화학공학소재연구정보센터
Energy & Fuels, Vol.34, No.9, 10641-10654, 2020
Investigation of Aging Processes in Bitumen at the Molecular Level with High-Resolution Fourier-Transform Ion Cyclotron Mass Spectrometry and Two-Dimensional Gas Chromatography Mass Spectrometry
Bitumen is a highly viscous and chemically complex petroleum-derived material, which is applied as a binder in road construction. However, the asphalt undergoes hardening, cracking, and embrittlement not only due to oxidative short-term aging during the mixing and paving process but also due to long-term aging during the service time of the pavement. In this study, chemical changes occurring during short-term aging, mimicked by a prolonged rotating flask procedure, are investigated for an artificial bitumen model at the molecular level. The model bitumen enables the application of two complementary analytical techniques for obtaining a comprehensive insight into the aging effects: high-resolution Fourier-transform ion cyclotron mass spectrometry (FT-ICR MS) coupled to thermogravimetry was applied to investigate the aging effects on polar to semipolar high-molecular-weight compounds ionized by atmospheric pressure chemical ionization. Aromatic core structures were analyzed by alternating collision-induced dissociation. In order to support structural assignments from FT-ICR MS data in the semivolatile region, comprehensive two-dimensional gas chromatography mass spectrometry (GC x GC-HRTOFMS) with electron ionization at 70 eV was applied for the group-type analysis and the investigation of particular chemical functionalities.
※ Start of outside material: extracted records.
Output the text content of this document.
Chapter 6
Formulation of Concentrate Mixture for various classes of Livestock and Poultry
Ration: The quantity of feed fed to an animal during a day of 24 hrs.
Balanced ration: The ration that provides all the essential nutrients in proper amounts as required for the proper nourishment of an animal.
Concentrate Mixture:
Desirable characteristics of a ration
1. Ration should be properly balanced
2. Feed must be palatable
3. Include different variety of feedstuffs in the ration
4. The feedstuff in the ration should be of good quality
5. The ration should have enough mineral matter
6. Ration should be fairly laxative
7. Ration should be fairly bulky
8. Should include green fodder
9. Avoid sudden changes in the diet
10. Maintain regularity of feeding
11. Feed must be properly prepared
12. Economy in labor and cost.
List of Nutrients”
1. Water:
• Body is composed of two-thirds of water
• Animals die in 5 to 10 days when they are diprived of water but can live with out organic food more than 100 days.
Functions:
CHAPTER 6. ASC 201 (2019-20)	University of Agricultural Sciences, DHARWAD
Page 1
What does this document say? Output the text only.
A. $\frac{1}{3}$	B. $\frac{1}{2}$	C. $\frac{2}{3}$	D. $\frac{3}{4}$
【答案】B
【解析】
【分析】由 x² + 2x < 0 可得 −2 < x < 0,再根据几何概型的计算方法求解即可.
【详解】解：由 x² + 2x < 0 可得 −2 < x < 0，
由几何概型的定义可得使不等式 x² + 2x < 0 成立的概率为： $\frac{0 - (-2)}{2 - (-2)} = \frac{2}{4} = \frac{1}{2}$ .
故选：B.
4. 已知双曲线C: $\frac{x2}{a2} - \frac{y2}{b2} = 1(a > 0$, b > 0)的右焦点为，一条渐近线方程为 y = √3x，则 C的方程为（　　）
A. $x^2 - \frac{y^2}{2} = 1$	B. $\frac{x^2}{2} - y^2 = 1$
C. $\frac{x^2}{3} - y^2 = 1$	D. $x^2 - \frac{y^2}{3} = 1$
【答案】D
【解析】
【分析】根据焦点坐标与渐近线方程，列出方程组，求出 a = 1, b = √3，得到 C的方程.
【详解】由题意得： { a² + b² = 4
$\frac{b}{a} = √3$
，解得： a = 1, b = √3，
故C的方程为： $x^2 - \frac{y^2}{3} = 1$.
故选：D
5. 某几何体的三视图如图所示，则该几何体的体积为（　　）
Oxidation processes were revealed to be the prevalent reactions caused by short-term aging of the hydrocarbons (CH-class) and sulfur-containing classes. Aromatic species with low steric hindrance or activated carbon positions as well as high aromatic core structures are favorably oxidized, forming carbonyl functionalities. For molecules with one sulfur atom (S1-class), nonaromatic species such as tetrahydrothiophenes decrease, whereas aromatic S1-compounds remain constant. Nonaromatic S1O1-species tend to further oxidize, while higher aromatic species are formed with ongoing aging time. Moreover, this study highlights the aging behavior of nitrogen-containing compounds, such as carbazoles. A significant reduction of the N-classes was observed during aging, indicating thermal-induced condensation reactions as well as favored oxidation of highly aromatic core structures.